Neuza era uma
mulher de menos de 40 anos, mas que aparentava ter mais de 50. Para completar o
quadro, cardiopata (talvez isso tenha contribuído para produzir essa aparência
sofrida) e hipertensa. Na época em que foi presa, estava grávida de sete meses.
Seu carro
velho, uma Belina, apresentou um defeito e ela a levou a uma oficina mecânica
nas proximidades do “mercadão”, uma autêntica “boca-de-porco”. O carro ficou
pronto, ela pagou o preço, retirou-o, mas o defeito persistiu. Levou-o a outra
oficina mecânica; examinado, constatou-se que não havia sido feito reparo
nenhum. Retornou à oficina que simulou ter feito o serviço, mas recusaram-se a
devolver-lhe o dinheiro.
Ajuizou uma
reclamação no Juizado Informal de Conciliação (era assim que se chamava então);
citado, o dono da oficina não compareceu e, julgado revel, foi condenado a
devolver a quantia indevidamente cobrada e recebida. Voltou à oficina, desta
vez com cópia da sentença condenatória. O dono da oficina tinha sido preso,
acusado de extorsão. O advogado do dono da oficina foi chamado. Combinaram que
ele iria ao presídio conversar e que Neuza seria avisada.
Certo dia,
Neuza foi chamada à oficina, no período da tarde, e, estando do lado de fora,
foi surpreendida com a chegada de uma equipe de policiais da DISE, que a
prenderam em flagrante sob a acusação de tráfico de cocaína: submetida a uma
busca pessoal (“revista”), teriam sido encontrados em seu poder vários
“papelotes” de cocaína. O inquérito foi distribuído à 1ª Vara Criminal de
Campinas.
Uma tarde
esteve na PAJ (que naquela época localizava-se na Rua Benjamin Constant, 1.214,
1°andar) uma estagiária (por coincidência, de quem eu tinha sido professor) da
assistência jurídica da Faculdade de Direito da PUCCamp, que também presta
serviços jurídicos a pessoas carentes, procurando informação a respeito de quem
seria incumbido de defender a Neuza. Por coincidência, caberia a mim. A razão
da procura foi esta: havia estado na AJ da Faculdade de Direito o companheiro
de Neuza, buscando defensor para ela e ali não era feito esse tipo de defesa.

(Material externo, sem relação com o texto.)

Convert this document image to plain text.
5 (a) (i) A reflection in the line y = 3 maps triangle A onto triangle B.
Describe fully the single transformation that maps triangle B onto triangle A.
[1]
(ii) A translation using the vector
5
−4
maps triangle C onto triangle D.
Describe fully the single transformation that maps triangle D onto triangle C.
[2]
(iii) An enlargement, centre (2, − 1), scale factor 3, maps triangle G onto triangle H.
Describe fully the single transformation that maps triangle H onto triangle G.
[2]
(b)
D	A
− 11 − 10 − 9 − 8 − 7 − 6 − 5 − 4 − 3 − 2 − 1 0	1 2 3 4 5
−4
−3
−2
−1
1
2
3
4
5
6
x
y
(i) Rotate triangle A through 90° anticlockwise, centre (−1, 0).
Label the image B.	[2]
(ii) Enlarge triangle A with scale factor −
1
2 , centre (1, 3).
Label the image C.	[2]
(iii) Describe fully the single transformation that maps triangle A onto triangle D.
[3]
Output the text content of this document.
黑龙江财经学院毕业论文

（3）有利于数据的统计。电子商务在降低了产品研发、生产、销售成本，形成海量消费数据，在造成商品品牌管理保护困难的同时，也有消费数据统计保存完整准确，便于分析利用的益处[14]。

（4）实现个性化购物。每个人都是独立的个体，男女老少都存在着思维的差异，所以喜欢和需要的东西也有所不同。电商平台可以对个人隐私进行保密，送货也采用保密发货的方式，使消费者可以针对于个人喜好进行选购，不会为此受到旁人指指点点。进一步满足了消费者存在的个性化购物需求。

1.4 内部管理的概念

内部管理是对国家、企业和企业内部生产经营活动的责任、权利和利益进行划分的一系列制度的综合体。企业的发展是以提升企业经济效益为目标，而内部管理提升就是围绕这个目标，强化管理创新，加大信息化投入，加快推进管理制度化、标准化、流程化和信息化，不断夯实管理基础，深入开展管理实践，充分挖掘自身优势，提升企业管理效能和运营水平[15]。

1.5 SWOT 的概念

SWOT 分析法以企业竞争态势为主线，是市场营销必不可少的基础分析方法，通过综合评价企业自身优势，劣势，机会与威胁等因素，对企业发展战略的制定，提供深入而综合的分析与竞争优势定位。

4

Interessei-me prontamente.
Examinei o
processo. Constatei que ele já houvera dado à luz: estando encarcerada, havia
sido levada ao CAISM da Unicamp para dar à luz. Foi requerida ao juiz prisão
domiciliar, prontamente concedida.
Os fatos não se
conectavam: uma mulher em adiantado estado de gravidez, com problemas cardíacos
e hipertensa, não atravessaria a cidade para traficar entorpecente defronte uma
oficina. Isso feria a lógica. Decidi ir conhecer o local. Não o encontrava. Ele
ficava na rua Falcão Filho, que era seccionada pelo Viaduto Penido Burnier:
aparentemente, a rua Falcão Filho terminava ali. Procurei no mapa: a rua
continuava após o viaduto. Fui ao local num domingo, com máquina fotográfica,
para retratá-lo. Parei o carro, desci, minha mulher assumiu o volante e comecei
a fazer as fotos. Abriu-se, de repente, o portão. Surgiu um homem com um cão
enorme e gritou: “moço, o que você está fazendo?. Literalmente, pulei no carro
e disse para minha mulher: “toca”. Ela arrancou à toda. As fotos já estavam
feitas.
Os policiais
que efetuaram a prisão foram arrolados como testemunhas, em número de três.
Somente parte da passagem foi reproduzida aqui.